Jan. 9th, 2011

anzila: (Default)
For those who've been talking to me lately, sorry for being such a sad panda. I'm trying to revitalize my outlook right now to be more positive and less indulgently negative, and since I think one of the major sources of stress may be resolved soon hopefully I'll be able to once again find my center. The basic problem I think has been a lack of positive progress in my job front, and over indulgence in my own frustration. Hopefully with this latest problem being resolved and the fact that I've finally gotten a therapist for this anxiety disorder I'll be able to break this funk.

Well, maybe not quiet yet, but the next step is to find a part time job in my area so I'm not driving at least three hours a week, and I have a bit more consistency.
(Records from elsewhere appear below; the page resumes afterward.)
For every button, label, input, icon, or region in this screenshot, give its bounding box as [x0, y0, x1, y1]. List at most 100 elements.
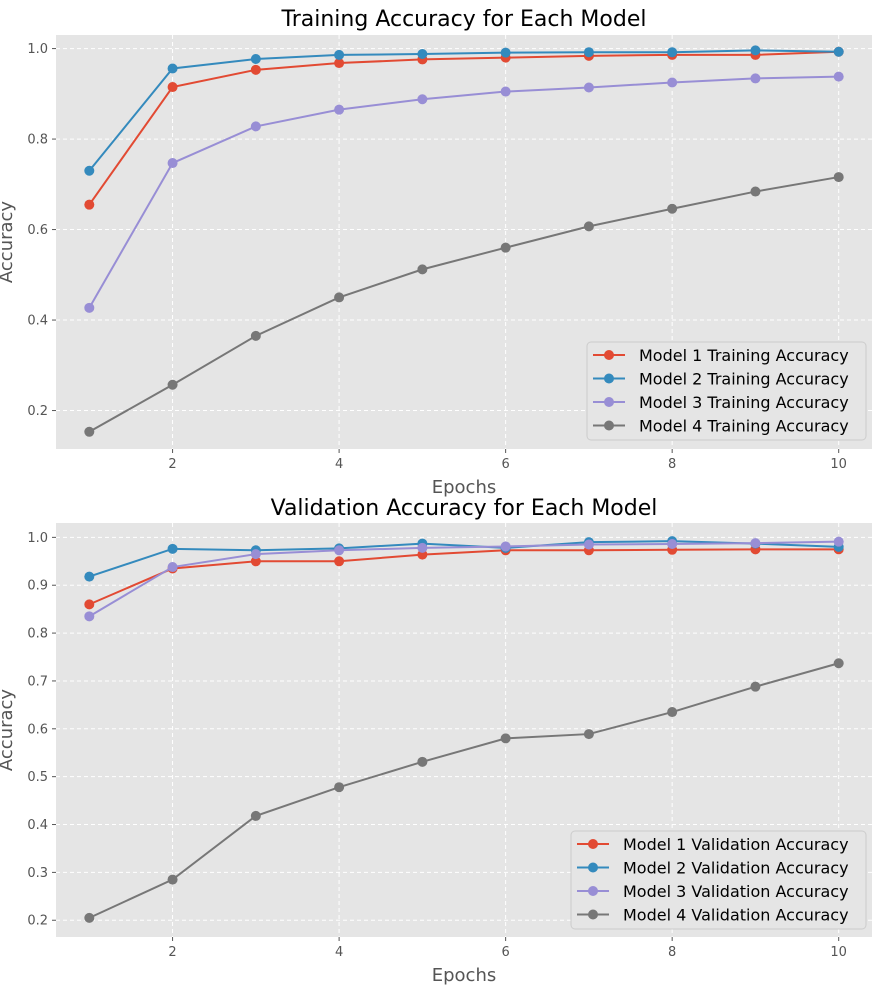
y-tick-label: 0.9 [27, 579, 48, 594]
data-point [417, 94, 428, 105]
data-point [750, 538, 761, 549]
x-tick-label: 6 [501, 457, 509, 472]
legend-entry: Model 4 Validation Accuracy [577, 906, 849, 925]
validation-accuracy-chart: Validation Accuracy for Each Model 2 4 6 8 1… [0, 496, 872, 986]
data-point [583, 539, 594, 550]
data-point [500, 47, 511, 58]
legend-label: Model 1 Training Accuracy [639, 346, 849, 365]
y-tick-label: 0.8 [27, 627, 48, 642]
data-point [167, 82, 178, 93]
data-point [833, 172, 844, 183]
x-tick-label: 2 [168, 945, 176, 960]
training-legend: Model 1 Training Accuracy Model 2 Trainin… [586, 341, 867, 441]
series-line [88, 49, 839, 172]
data-point [167, 63, 178, 74]
validation-y-ticks: 0.2 0.3 0.4 0.5 0.6 0.7 0.8 0.9 1.0 [27, 531, 56, 929]
series-4 [84, 658, 844, 923]
data-point [667, 47, 678, 58]
data-point [583, 82, 594, 93]
legend-marker [604, 420, 614, 431]
validation-legend: Model 1 Validation Accuracy Model 2 Valid… [570, 830, 867, 930]
data-point [334, 104, 345, 115]
data-point [334, 49, 345, 60]
data-point [583, 221, 594, 232]
series-line [88, 662, 839, 919]
data-point [583, 47, 594, 58]
data-point [167, 543, 178, 554]
y-tick-label: 0.8 [27, 133, 48, 148]
data-point [750, 45, 761, 56]
data-point [500, 86, 511, 97]
validation-y-axis-label: Accuracy [0, 689, 17, 772]
legend-entry: Model 1 Training Accuracy [593, 346, 849, 365]
y-tick-label: 0.6 [27, 722, 48, 737]
y-tick-label: 0.4 [27, 818, 48, 833]
data-point [500, 242, 511, 253]
training-legend-box [586, 341, 867, 441]
series-line [88, 176, 839, 433]
validation-chart-title: Validation Accuracy for Each Model [271, 496, 658, 521]
y-tick-label: 0.7 [27, 674, 48, 689]
legend-marker [604, 397, 614, 407]
data-point [334, 58, 345, 69]
legend-marker [588, 909, 598, 920]
series-line [88, 540, 839, 618]
data-point [750, 73, 761, 84]
data-point [250, 549, 261, 560]
legend-label: Model 4 Training Accuracy [639, 417, 849, 436]
legend-label: Model 3 Validation Accuracy [623, 882, 849, 901]
y-tick-label: 0.2 [27, 914, 48, 929]
data-point [167, 379, 178, 390]
series-3 [84, 536, 844, 622]
legend-label: Model 4 Validation Accuracy [623, 906, 849, 925]
data-point [250, 53, 261, 64]
legend-entry: Model 3 Training Accuracy [593, 393, 849, 412]
series-1 [84, 544, 844, 610]
legend-marker [604, 350, 614, 360]
series-2 [84, 45, 844, 176]
training-chart-title: Training Accuracy for Each Model [281, 7, 647, 32]
validation-legend-box [570, 830, 867, 930]
data-point [833, 536, 844, 547]
training-x-ticks: 2 4 6 8 10 [168, 449, 847, 472]
data-point [667, 539, 678, 550]
y-tick-label: 0.4 [27, 314, 48, 329]
data-point [250, 64, 261, 75]
data-point [500, 733, 511, 744]
data-point [167, 874, 178, 885]
validation-x-axis-label: Epochs [432, 965, 497, 986]
x-tick-label: 10 [830, 457, 847, 472]
legend-entry: Model 4 Training Accuracy [593, 417, 849, 436]
validation-x-ticks: 2 4 6 8 10 [168, 937, 847, 960]
legend-marker [588, 839, 598, 849]
data-point [167, 158, 178, 169]
data-point [500, 541, 511, 552]
data-point [84, 571, 95, 582]
data-point [250, 556, 261, 567]
data-point [84, 599, 95, 610]
legend-label: Model 2 Training Accuracy [639, 370, 849, 389]
legend-entry: Model 3 Validation Accuracy [577, 882, 849, 901]
x-tick-label: 10 [830, 945, 847, 960]
series-line [88, 50, 839, 206]
data-point [84, 426, 95, 437]
data-point [417, 264, 428, 275]
x-tick-label: 6 [501, 945, 509, 960]
y-tick-label: 0.5 [27, 770, 48, 785]
data-point [334, 292, 345, 303]
x-tick-label: 2 [168, 457, 176, 472]
training-x-axis-label: Epochs [432, 477, 497, 498]
legend-marker [588, 886, 598, 896]
legend-marker [604, 373, 614, 384]
data-point [750, 186, 761, 197]
legend-entry: Model 2 Training Accuracy [593, 370, 849, 389]
data-point [417, 49, 428, 60]
series-line [88, 540, 839, 578]
x-tick-label: 4 [335, 457, 343, 472]
x-tick-label: 8 [668, 457, 676, 472]
data-point [833, 658, 844, 669]
data-point [417, 542, 428, 553]
legend-marker [588, 862, 598, 873]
Of course, I utterly loath job hunting, so we'll see how that goes. I just wish I didn't feel so drained and irritable all the time, I can't imagine that's pleasant to deal with. Fell off the RP bandwagon again too, and I still feel like I'm barely seeing anyone outside Prime and my family. Still, gotta be positive. I'm not going to be homeless, and that's a definite good thing. I also do have a long term plan for if I cannot get a job, namely go for a PHD. Hey, it's not perfect, but it'll cover me for five years. Still, I'd like to actually teach and feel like I'm contributing something, I just need to figure out how to get my foot in the door.

Oh right, Activity Check. Gotta do that too, if it's not already too late.

Just gotta think happy thoughts.

New thought: I think part of the problem might be caffeine. My therapist warned me that it could have adverse effects on my condition, and I tend to drink it most over the weekend when I get bleh. Alright, looks like I'm not getting anymore caffeine. We'll see how that goes.